L'engouement est devenu tel que Julien-Grant a décidé d'ouvrir une boutique en ligne. Une demi-douzaine de modèles sont présentement disponibles. Il aimerait éventuellement y ajouter d'autres articles, des chandails par exemple, et en varier la présentation.

« Les affaires vont plutôt bien, surtout quand je sors des nouvelles couleurs. J'ai beaucoup de support au sein de l'équipe, tellement que je dois toujours en transporter quelques-unes avec moi juste au cas. Mais même à la maison, des gens qui ne savent même pas que je joue au football m'en parlent. C'est ce que je veux, au fond, que mes trucs ne soient pas nécessairement reliés à moi et à ce que je fais sur le terrain. »

Un artiste en crampons

Paradoxalement, Kaion Julien-Grant se considère aussi comme un artiste lorsqu'il enfile son casque et ses crampons pour aller écrire le récit de sa florissante carrière athlétique.

« Tout ce que je fais, je veux le faire au meilleur de mes habiletés pour m'assurer d'être fier du produit final », compare-t-il.

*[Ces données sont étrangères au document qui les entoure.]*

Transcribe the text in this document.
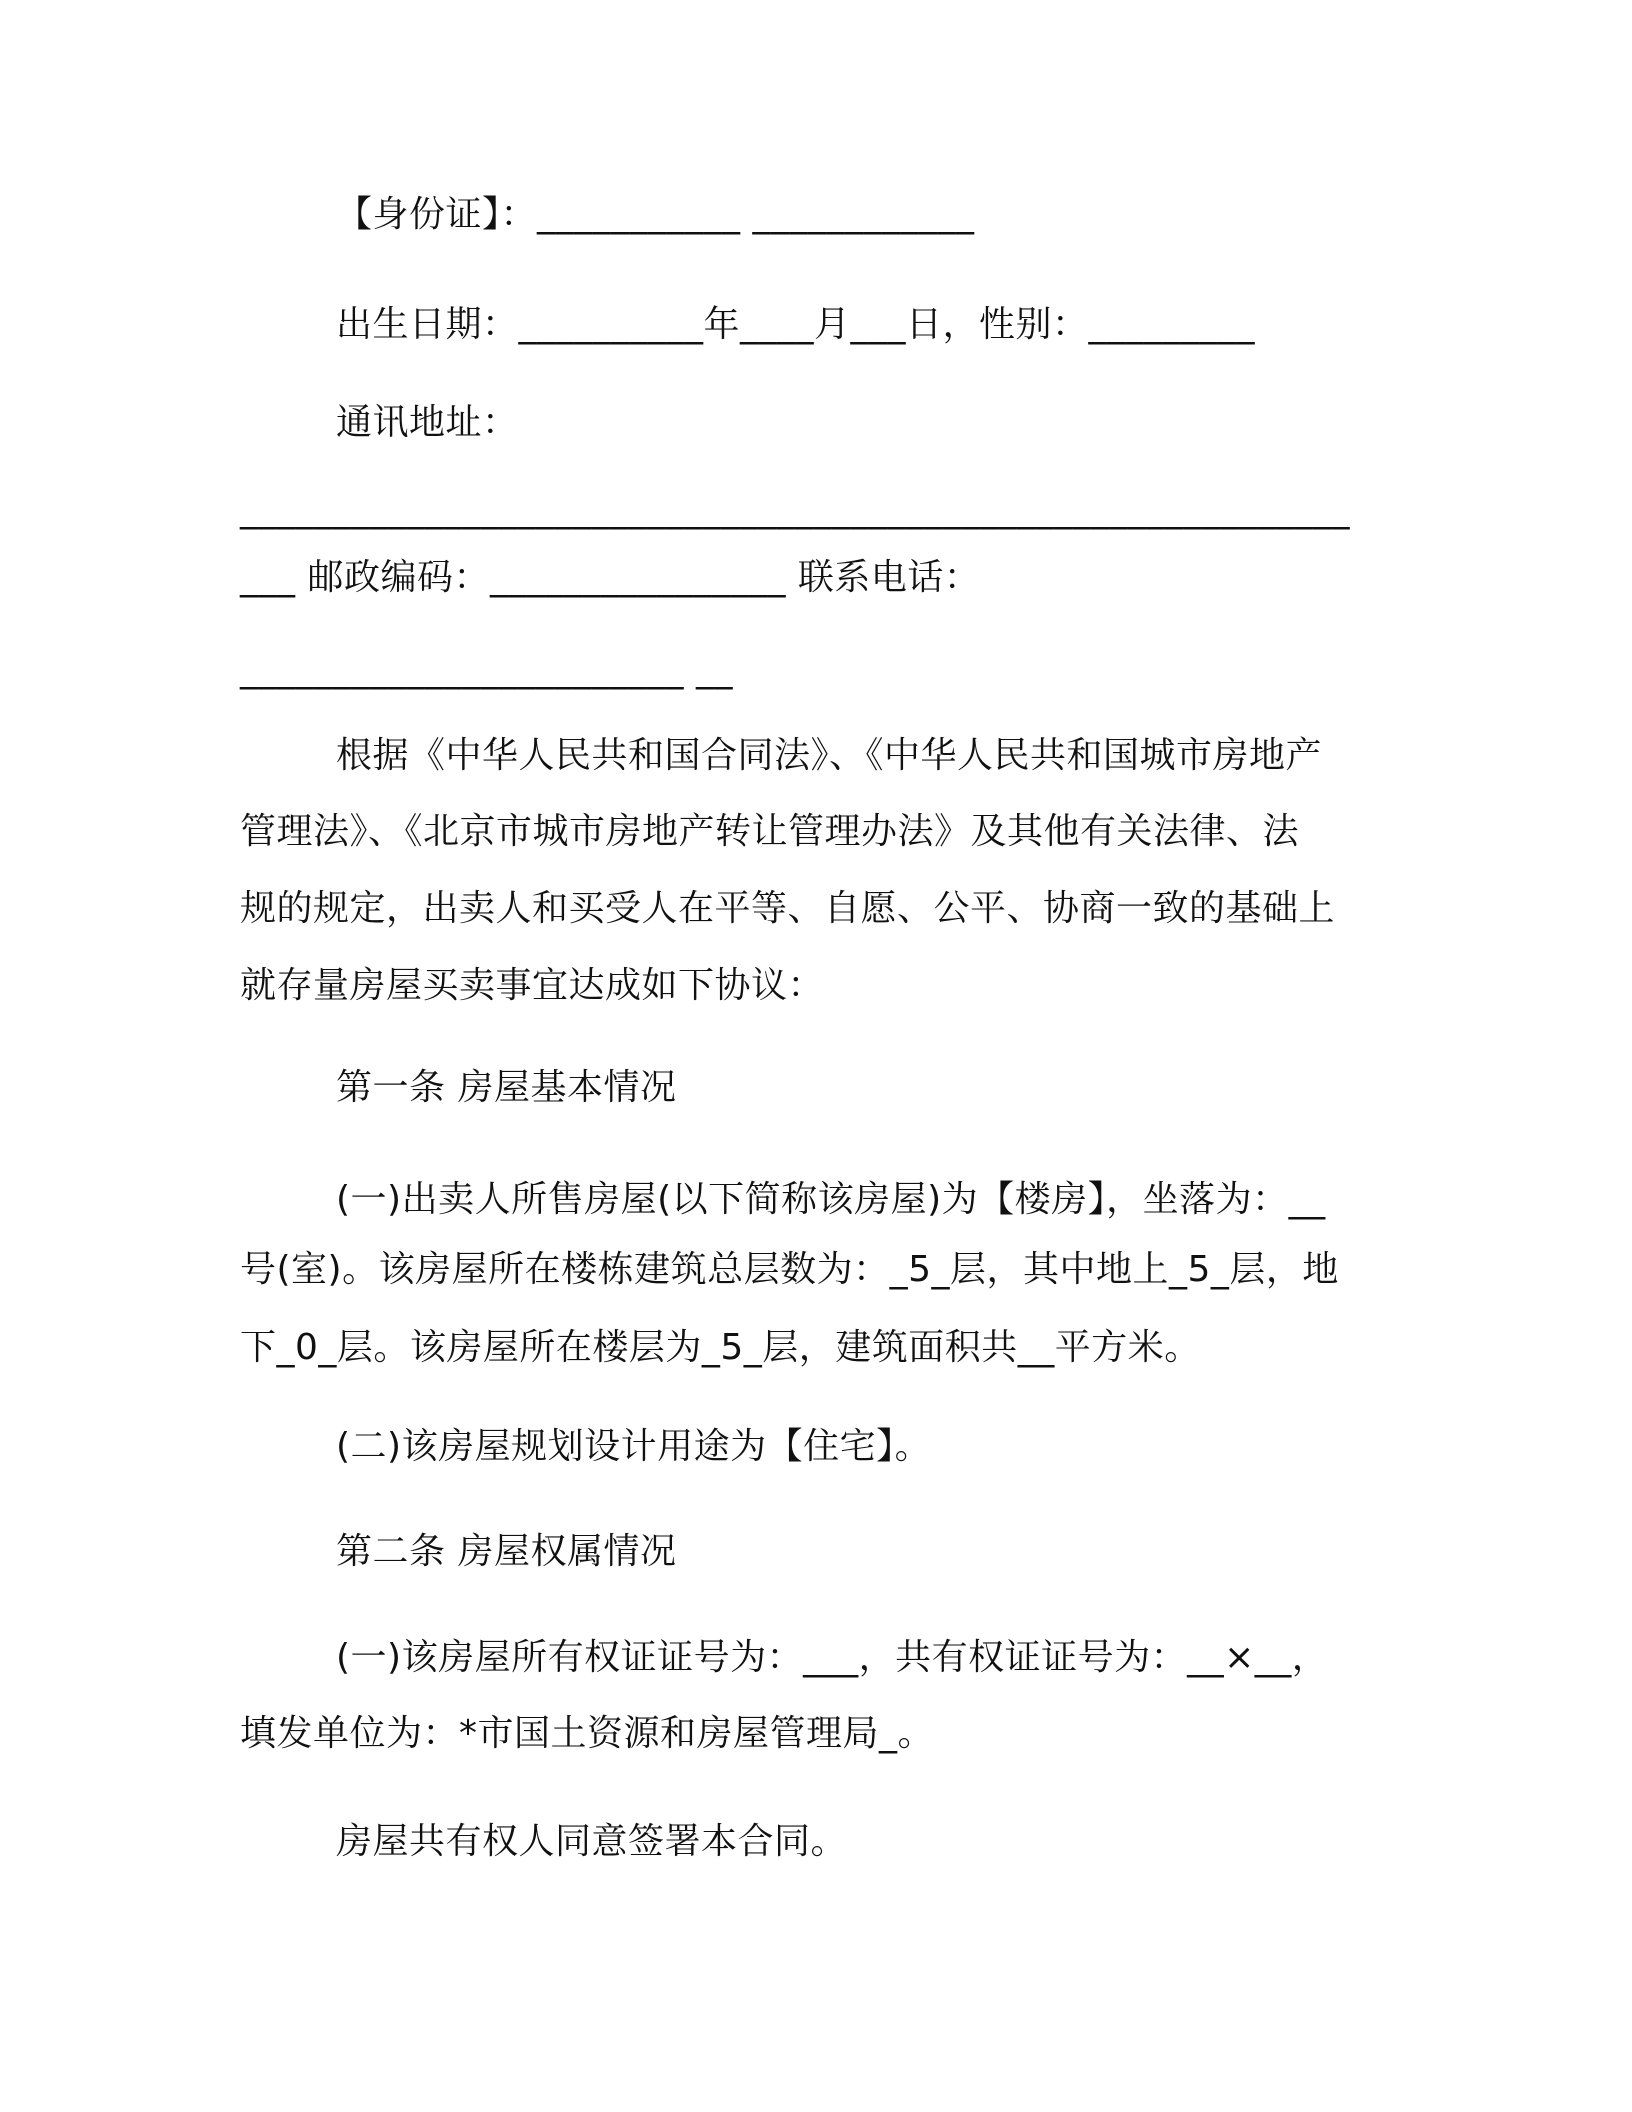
【身份证】：___________ ____________
出生日期：__________年____月___日，性别：_________
通讯地址：
____________________________________________________________
___ 邮政编码：________________ 联系电话：
________________________ __
根据《中华人民共和国合同法》、《中华人民共和国城市房地产
管理法》、《北京市城市房地产转让管理办法》及其他有关法律、法
规的规定，出卖人和买受人在平等、自愿、公平、协商一致的基础上
就存量房屋买卖事宜达成如下协议：
第一条 房屋基本情况
(一)出卖人所售房屋(以下简称该房屋)为【楼房】，坐落为：__
号(室)。该房屋所在楼栋建筑总层数为：_5_层，其中地上_5_层，地
下_0_层。该房屋所在楼层为_5_层，建筑面积共__平方米。
(二)该房屋规划设计用途为【住宅】。
第二条 房屋权属情况
(一)该房屋所有权证证号为：___，共有权证证号为：__×__，
填发单位为：*市国土资源和房屋管理局_。
房屋共有权人同意签署本合同。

Jusqu'à maintenant, les accomplissements du vétéran de cinq saisons pourraient lui valoir un beau vernissage à la fin de la saison. Après cinq semaines, le receveur natif de Toronto arrive au septième rang de la LCF au chapitre des verges récoltées par la passe (288) et au quatrième rang pour les verges obtenues après le premier contact (139).

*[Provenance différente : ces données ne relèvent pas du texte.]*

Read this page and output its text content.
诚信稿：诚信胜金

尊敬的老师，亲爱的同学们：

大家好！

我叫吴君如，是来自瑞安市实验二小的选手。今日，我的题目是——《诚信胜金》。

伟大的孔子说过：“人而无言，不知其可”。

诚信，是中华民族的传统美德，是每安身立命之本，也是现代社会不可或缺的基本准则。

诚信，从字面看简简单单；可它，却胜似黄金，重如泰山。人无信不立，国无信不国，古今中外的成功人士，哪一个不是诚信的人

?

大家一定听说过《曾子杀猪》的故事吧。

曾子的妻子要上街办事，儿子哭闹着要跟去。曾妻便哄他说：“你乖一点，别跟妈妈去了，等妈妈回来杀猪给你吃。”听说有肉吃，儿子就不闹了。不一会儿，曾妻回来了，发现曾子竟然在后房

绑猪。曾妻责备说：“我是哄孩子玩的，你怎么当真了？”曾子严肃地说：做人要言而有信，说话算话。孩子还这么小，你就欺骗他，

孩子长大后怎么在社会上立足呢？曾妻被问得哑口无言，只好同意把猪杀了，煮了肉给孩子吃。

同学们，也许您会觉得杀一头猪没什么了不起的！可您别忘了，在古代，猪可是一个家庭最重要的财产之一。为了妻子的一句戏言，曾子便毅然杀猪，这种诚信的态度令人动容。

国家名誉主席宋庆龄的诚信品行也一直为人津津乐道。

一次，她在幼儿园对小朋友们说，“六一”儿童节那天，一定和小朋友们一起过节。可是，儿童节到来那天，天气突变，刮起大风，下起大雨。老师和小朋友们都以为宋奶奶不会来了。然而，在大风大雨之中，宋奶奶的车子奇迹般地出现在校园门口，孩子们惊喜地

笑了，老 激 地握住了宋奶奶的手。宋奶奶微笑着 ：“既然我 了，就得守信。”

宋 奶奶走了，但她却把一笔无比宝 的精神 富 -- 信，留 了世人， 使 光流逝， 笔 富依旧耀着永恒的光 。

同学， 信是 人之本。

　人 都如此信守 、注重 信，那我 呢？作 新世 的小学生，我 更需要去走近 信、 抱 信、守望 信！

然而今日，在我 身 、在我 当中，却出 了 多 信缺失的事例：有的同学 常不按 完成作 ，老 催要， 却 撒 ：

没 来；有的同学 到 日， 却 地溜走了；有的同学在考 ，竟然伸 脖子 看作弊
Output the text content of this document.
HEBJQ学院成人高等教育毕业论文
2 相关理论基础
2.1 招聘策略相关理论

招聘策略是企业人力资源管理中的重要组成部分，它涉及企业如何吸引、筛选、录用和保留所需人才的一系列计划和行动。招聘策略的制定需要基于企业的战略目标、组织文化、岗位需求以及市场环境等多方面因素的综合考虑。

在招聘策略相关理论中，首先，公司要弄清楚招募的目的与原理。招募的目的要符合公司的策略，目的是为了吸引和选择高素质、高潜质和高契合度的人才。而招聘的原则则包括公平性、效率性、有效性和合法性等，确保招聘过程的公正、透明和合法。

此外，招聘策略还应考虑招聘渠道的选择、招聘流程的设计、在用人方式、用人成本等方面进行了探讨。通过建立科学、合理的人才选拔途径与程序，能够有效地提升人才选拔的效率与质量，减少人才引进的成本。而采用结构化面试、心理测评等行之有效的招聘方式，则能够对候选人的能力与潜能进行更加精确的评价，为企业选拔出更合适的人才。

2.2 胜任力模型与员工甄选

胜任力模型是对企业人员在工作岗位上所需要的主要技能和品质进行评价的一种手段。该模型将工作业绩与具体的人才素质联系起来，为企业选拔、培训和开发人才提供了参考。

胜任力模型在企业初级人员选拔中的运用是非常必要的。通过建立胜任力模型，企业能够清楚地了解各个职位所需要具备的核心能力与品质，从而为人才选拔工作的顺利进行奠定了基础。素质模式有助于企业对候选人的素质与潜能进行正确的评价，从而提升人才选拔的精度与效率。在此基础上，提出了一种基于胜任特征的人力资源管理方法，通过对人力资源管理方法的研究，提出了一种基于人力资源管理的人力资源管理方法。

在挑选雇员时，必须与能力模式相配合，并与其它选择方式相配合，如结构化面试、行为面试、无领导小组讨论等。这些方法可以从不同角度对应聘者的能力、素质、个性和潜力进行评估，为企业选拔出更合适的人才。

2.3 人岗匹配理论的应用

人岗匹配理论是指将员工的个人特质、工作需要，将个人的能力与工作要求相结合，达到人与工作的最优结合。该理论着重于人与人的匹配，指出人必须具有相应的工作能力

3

Il a capté 79% des passes dirigées en sa direction (26 sur 33). Parmi les dix receveurs les plus productifs de la Ligue, seul son coéquipier Tyson Philpot affiche un plus grand indice de fiabilité.
C'est un retour en force pour un joueur qui a raté la moitié de la dernière saison en raison d'une blessure à une main et d'une fracture de la clavicule.

« Au début de ma réhabilitation, ça m'a traversé l'esprit, le stress de potentiellement ne pas être capable de revenir au même niveau, admet l'athlète de 28 ans. C'était mon but premier pendant ma remise en forme. Je voulais être sûr d'être aussi bon qu'avant, sinon meilleur, à mon retour au jeu. Ça allait bien mes affaires l'année dernière et je voulais bâtir là-dessus. »

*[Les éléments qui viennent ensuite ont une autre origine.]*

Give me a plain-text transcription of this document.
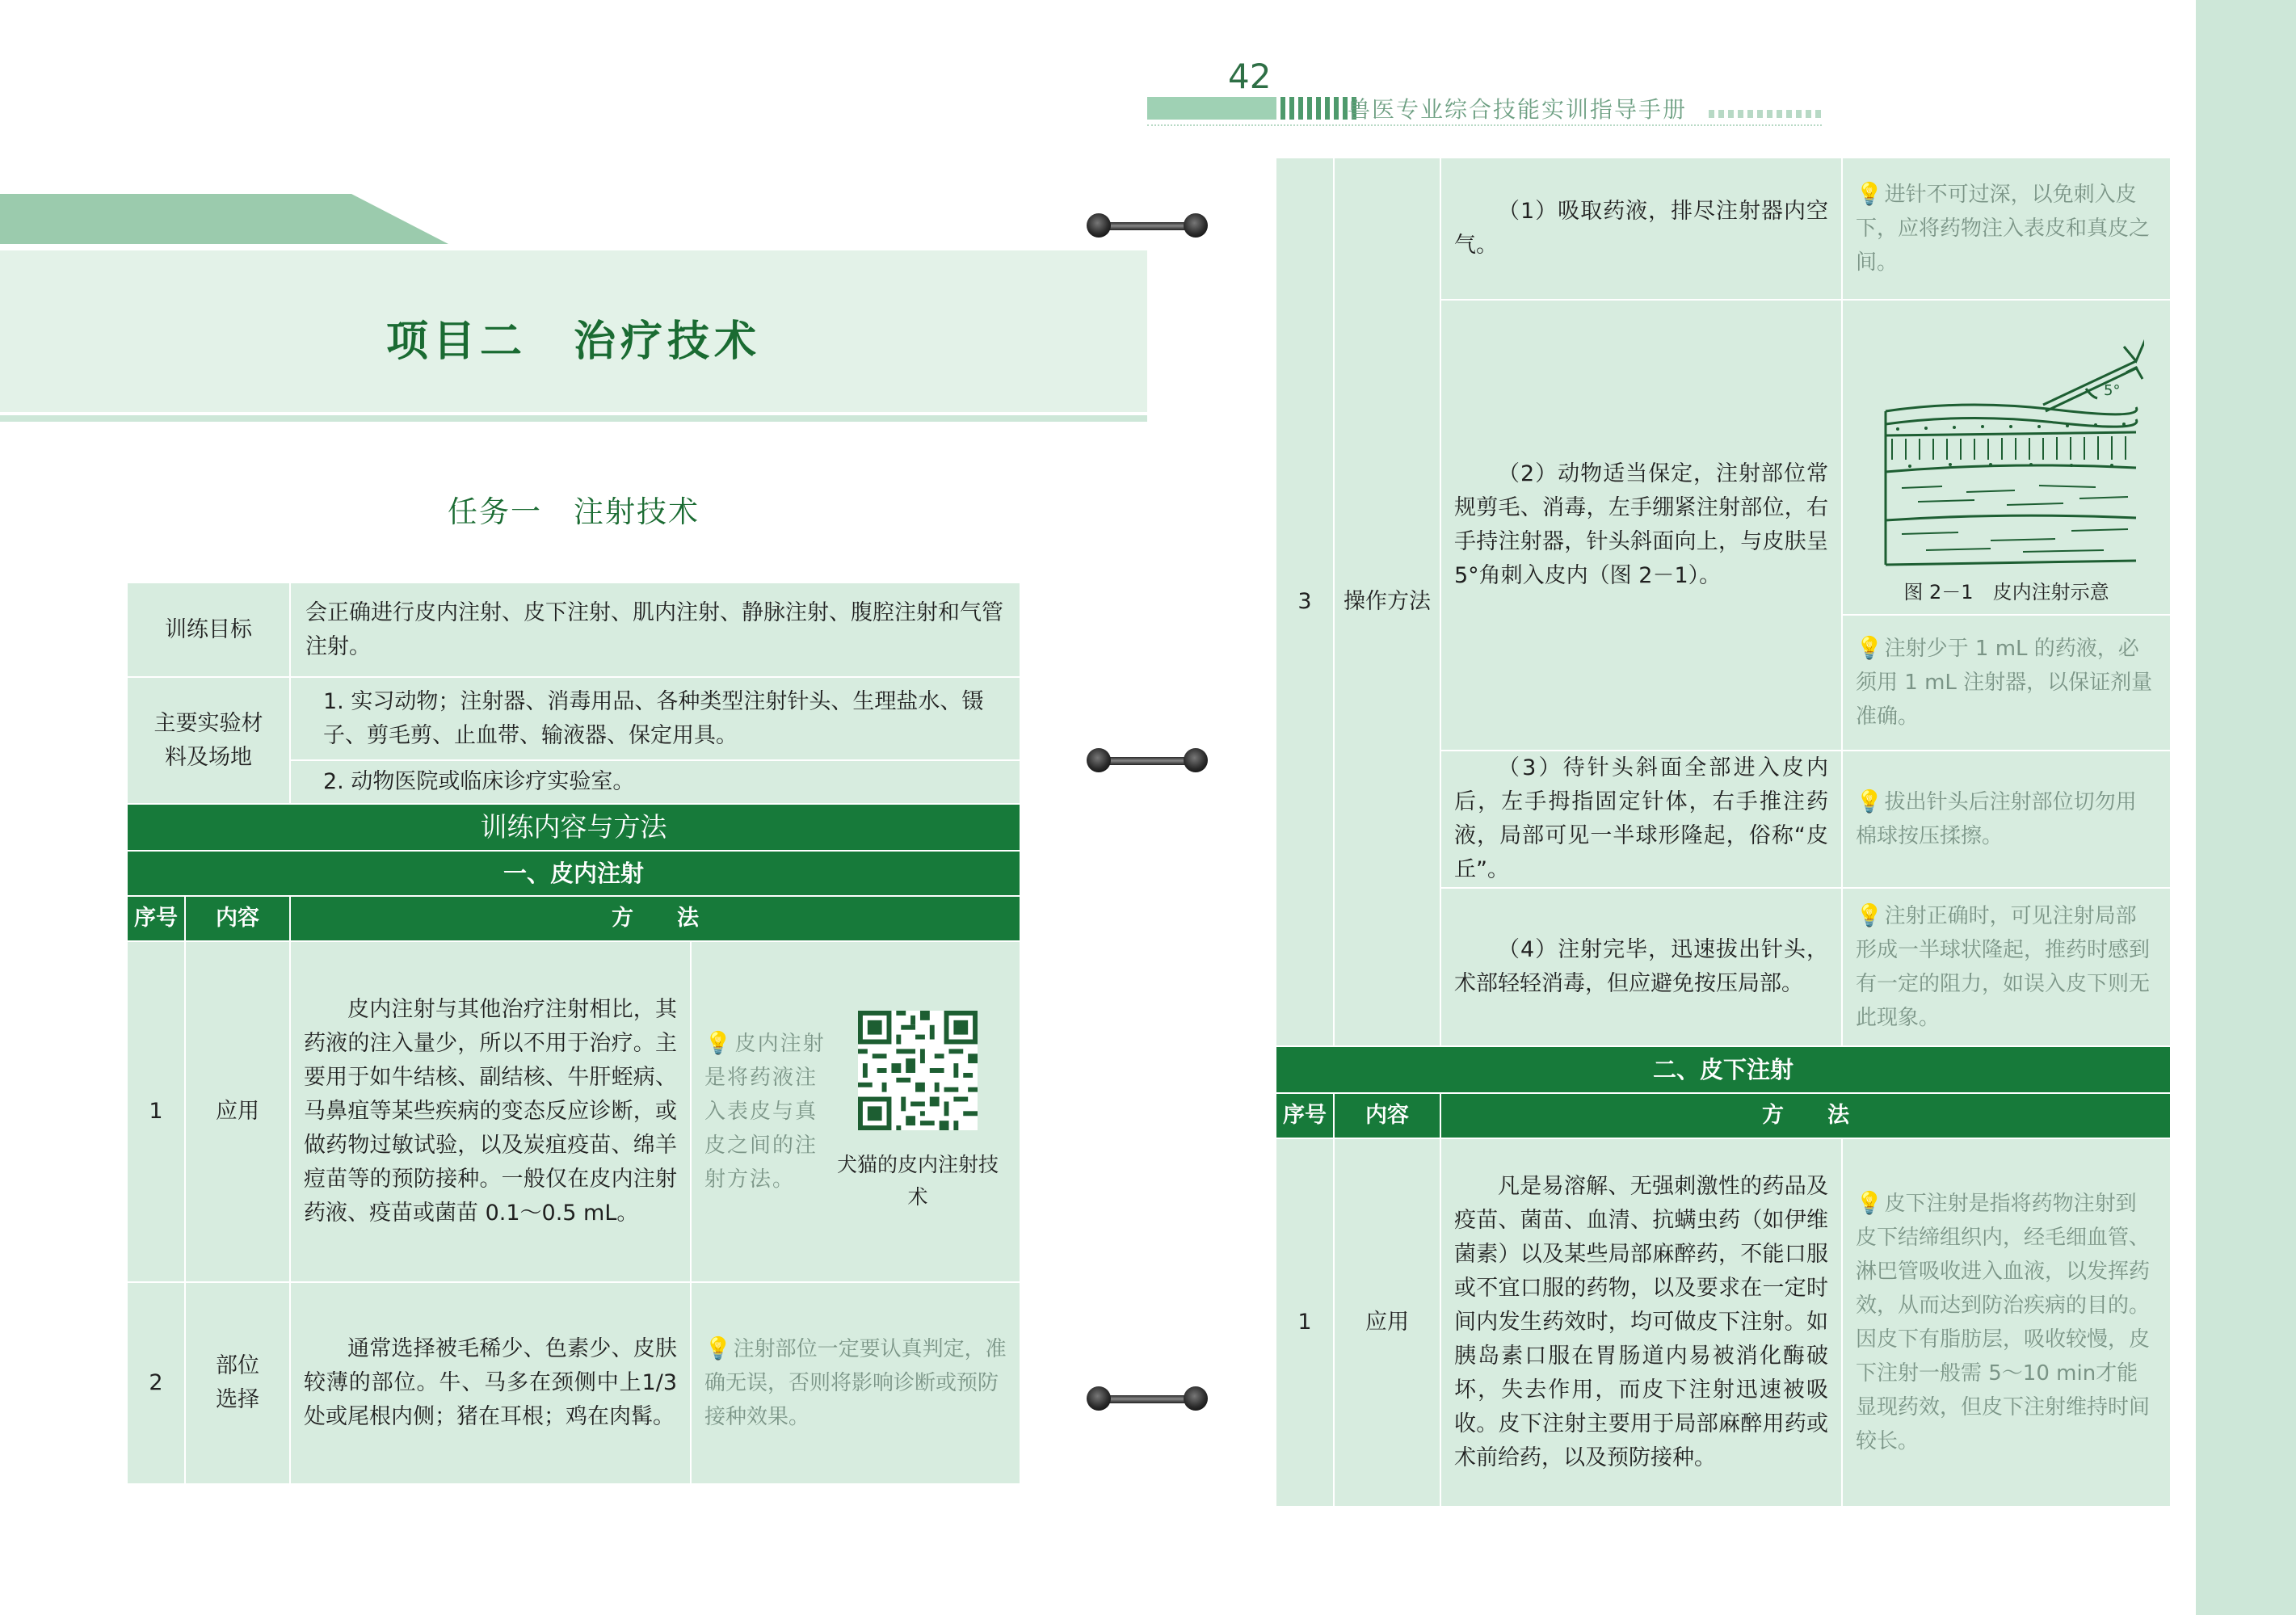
42
兽医专业综合技能实训指导手册
项目二　治疗技术
任务一　注射技术
训练目标		会正确进行皮内注射、皮下注射、肌内注射、静脉注射、腹腔注射和气管注射。	
主要实验材料及场地		1. 实习动物；注射器、消毒用品、各种类型注射针头、生理盐水、镊子、剪毛剪、止血带、输液器、保定用具。	
		2. 动物医院或临床诊疗实验室。	
训练内容与方法			
一、皮内注射			
序号	内容	方　　法	
1	应用	皮内注射与其他治疗注射相比，其药液的注入量少，所以不用于治疗。主要用于如牛结核、副结核、牛肝蛭病、马鼻疽等某些疾病的变态反应诊断，或做药物过敏试验，以及炭疽疫苗、绵羊痘苗等的预防接种。一般仅在皮内注射药液、疫苗或菌苗 0.1～0.5 mL。	💡皮内注射是将药液注入表皮与真皮之间的注射方法。
犬猫的皮内注射技术

2	部位选择	通常选择被毛稀少、色素少、皮肤较薄的部位。牛、马多在颈侧中上1/3 处或尾根内侧；猪在耳根；鸡在肉髯。	💡注射部位一定要认真判定，准确无误，否则将影响诊断或预防接种效果。
3	操作方法	（1）吸取药液，排尽注射器内空气。	💡进针不可过深，以免刺入皮下，应将药物注入表皮和真皮之间。

		（2）动物适当保定，注射部位常规剪毛、消毒，左手绷紧注射部位，右手持注射器，针头斜面向上，与皮肤呈 5°角刺入皮内（图 2－1）。	5°
图 2－1　皮内注射示意

			💡注射少于 1 mL 的药液，必须用 1 mL 注射器，以保证剂量准确。

		（3）待针头斜面全部进入皮内后，左手拇指固定针体，右手推注药液，局部可见一半球形隆起，俗称“皮丘”。	💡拔出针头后注射部位切勿用棉球按压揉擦。

		（4）注射完毕，迅速拔出针头，术部轻轻消毒，但应避免按压局部。	💡注射正确时，可见注射局部形成一半球状隆起，推药时感到有一定的阻力，如误入皮下则无此现象。
二、皮下注射			
序号	内容	方　　法	
1	应用	凡是易溶解、无强刺激性的药品及疫苗、菌苗、血清、抗螨虫药（如伊维菌素）以及某些局部麻醉药，不能口服或不宜口服的药物，以及要求在一定时间内发生药效时，均可做皮下注射。如胰岛素口服在胃肠道内易被消化酶破坏，失去作用，而皮下注射迅速被吸收。皮下注射主要用于局部麻醉用药或术前给药，以及预防接种。	💡皮下注射是指将药物注射到皮下结缔组织内，经毛细血管、淋巴管吸收进入血液，以发挥药效，从而达到防治疾病的目的。因皮下有脂肪层，吸收较慢，皮下注射一般需 5～10 min才能显现药效，但皮下注射维持时间较长。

S'il reste en santé, Julien-Grant anéantira les références qu'il a enregistrées en 2022, alors qu'il avait généré des gains de 517 verges sur 36 attrapés en 18 parties.

Déjà, il a réussi quelque chose qui lui avait échappé la saison dernière : marquer un touché. En inscrivant les premiers points de la victoire de samedi dernier contre les Stampeders, « KJG » a célébré un premier majeur depuis le 29 octobre 2022.

« Je commençais à croire que j'étais allergique à la zone des buts, sourit-il. J'ai eu l'impression qu'un énorme poids est parti de mes épaules quand c'est arrivé. Ce n'est peut-être pas grand-chose, mais pour moi c'était gros. »

Le perfectionnisme n'est-il pas le propre de tous les grands artistes?